As part of this governance work, MOBIA led the company through a series of penetration tests, analyzing gaps in disaster response and recovery and recommending ways to close them.
As a result of this governance work, the popular fast food franchise has put more CIS V8 controls in place, achieving a double digit percentage increase in implemented controls over just one year.
Improving efficiency with streamlined supply chain security
By cataloging vulnerabilities and quantifying the risk vendors and suppliers introduced in its environment, the iconic franchise had taken a big step to streamline its supply chain cybersecurity. Next, its team worked with MOBIA to build a set of best practices and guardrails to help franchise locations protect themselves from vulnerabilities. With documented guidance for franchises to follow, the security team took another important step towards streamlining supply chain security.
Securing the brand loyalty program with a shift left approach
With the launch of its app, the brand made it easy for customers to place mobile orders. Next, its technology team turned its attention to integrating a loyalty program into the successful application. Recognizing that security is paramount for any system that handles customer data, the cybersecurity team engaged MOBIA to secure the app’s loyalty program functionality. With a deep understanding of the benefits of using a shift left approach, MOBIA has worked with the development team to secure the new app features as they’re developed. By building in security during development, the teams working on the application and loyalty program can identify flaws early and fix them faster, speeding launch and ensuring the application code remains streamlined.
Benefits
Outcome
Over the course of two short years, this popular franchise has improved its security posture significantly with MOBIA’s support and expertise. With a clear picture of its risk landscape and a solid foundation of governance, the company has developed a comprehensive and systematic approach to security and addressing supply chain risk. In addition, these changes have helped the cybersecurity team implement more CIS V8 controls, improving the company’s overall security posture.
There’s another notable benefit to these changes: reducing the time it takes the cybersecurity team to prepare for annual audits. The Director of Technology Security and Infrastructure estimates that he and one other member of his team would invest a week preparing documentation for auditors. Today, they’re able to provide governance and security posture documentation to meet auditor’s needs quickly and with minimal effort.

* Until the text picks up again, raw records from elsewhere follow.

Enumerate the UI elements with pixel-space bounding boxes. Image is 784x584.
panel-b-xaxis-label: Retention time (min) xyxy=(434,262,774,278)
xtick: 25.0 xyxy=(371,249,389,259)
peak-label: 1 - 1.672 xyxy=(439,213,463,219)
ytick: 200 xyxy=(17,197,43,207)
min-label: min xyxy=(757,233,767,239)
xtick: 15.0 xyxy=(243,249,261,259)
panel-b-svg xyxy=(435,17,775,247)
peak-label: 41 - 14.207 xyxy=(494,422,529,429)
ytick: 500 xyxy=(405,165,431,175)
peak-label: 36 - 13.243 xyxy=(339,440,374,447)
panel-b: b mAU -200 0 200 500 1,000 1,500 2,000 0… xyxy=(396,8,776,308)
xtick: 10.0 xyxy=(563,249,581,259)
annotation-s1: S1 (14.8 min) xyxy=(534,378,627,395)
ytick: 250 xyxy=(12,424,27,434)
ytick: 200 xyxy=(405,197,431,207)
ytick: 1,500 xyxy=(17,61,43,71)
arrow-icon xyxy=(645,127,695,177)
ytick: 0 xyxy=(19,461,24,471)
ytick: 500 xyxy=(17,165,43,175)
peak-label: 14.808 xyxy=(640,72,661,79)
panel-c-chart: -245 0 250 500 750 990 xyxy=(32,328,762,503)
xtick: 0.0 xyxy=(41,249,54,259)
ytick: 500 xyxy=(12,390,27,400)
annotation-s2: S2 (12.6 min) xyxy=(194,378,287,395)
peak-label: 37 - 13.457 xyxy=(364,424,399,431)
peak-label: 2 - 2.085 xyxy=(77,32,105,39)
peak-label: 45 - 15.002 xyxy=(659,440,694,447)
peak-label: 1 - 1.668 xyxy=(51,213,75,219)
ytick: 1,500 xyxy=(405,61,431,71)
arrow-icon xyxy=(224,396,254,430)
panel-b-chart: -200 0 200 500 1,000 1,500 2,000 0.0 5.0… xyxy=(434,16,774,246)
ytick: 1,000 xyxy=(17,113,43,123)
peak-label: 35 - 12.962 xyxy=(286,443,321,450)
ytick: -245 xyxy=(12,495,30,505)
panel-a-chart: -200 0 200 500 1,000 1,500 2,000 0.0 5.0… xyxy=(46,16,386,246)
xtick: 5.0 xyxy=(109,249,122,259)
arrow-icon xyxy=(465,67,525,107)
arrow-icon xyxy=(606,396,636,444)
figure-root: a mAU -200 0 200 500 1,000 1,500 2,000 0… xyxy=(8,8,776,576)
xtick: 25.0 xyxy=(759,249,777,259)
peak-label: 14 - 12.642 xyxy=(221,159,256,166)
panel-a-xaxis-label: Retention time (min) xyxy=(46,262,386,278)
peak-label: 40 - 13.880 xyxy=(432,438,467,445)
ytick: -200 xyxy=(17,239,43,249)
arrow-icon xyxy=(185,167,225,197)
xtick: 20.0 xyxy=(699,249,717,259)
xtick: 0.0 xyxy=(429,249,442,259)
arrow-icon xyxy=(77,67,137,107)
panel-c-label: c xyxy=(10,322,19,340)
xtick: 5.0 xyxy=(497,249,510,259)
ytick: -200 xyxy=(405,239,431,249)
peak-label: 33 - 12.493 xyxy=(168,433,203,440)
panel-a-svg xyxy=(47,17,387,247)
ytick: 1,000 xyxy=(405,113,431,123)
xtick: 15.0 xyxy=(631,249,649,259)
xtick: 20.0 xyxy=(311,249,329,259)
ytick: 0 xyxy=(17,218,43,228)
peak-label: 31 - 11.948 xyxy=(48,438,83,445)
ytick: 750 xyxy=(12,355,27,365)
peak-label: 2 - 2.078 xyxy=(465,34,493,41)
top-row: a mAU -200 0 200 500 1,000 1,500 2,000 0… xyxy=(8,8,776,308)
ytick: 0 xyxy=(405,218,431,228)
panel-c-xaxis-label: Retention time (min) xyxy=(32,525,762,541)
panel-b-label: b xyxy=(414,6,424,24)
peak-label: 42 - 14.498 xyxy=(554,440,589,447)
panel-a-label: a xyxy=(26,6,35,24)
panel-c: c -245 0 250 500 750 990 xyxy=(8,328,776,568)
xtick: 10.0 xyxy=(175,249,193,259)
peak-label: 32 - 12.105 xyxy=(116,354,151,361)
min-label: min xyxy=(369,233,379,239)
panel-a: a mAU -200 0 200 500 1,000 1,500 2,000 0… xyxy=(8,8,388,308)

With a more focused approach to cybersecurity, the franchise has been able to integrate cybersecurity into its new loyalty program mobile app features as they’re being developed. This ensures development is efficient and that security is built into the core of the application.
Looking at the work the franchise’s cybersecurity team has done together with MOBIA from a high-level strategic perspective, the Director of Technology Security and Infrastructure had this to say, “Our work with MOBIA doesn’t help us sell more burgers, but we have a goal of zero cybersecurity incidents that lead to lost revenue or downtime, and I believe that work has contributed to achieving this goal so far.”
The future of cybersecurity for the franchise
In a highly competitive industry like fast food, responding to changes in the market and your customer’s needs requires constant evolution. In turn, being able to evolve successfully relies on a solid foundation. With MOBIA’s help, this popular Canadian franchise’s cybersecurity team continues to refine that foundation, protecting the brand and its customers from cyberthreats. The cybersecurity team will continue to focus its efforts on meeting more of the CIS V8 controls. As the company rolls out the new loyalty features within its mobile application, the team will monitor security with support from MOBIA to ensure its locations and customers are protected.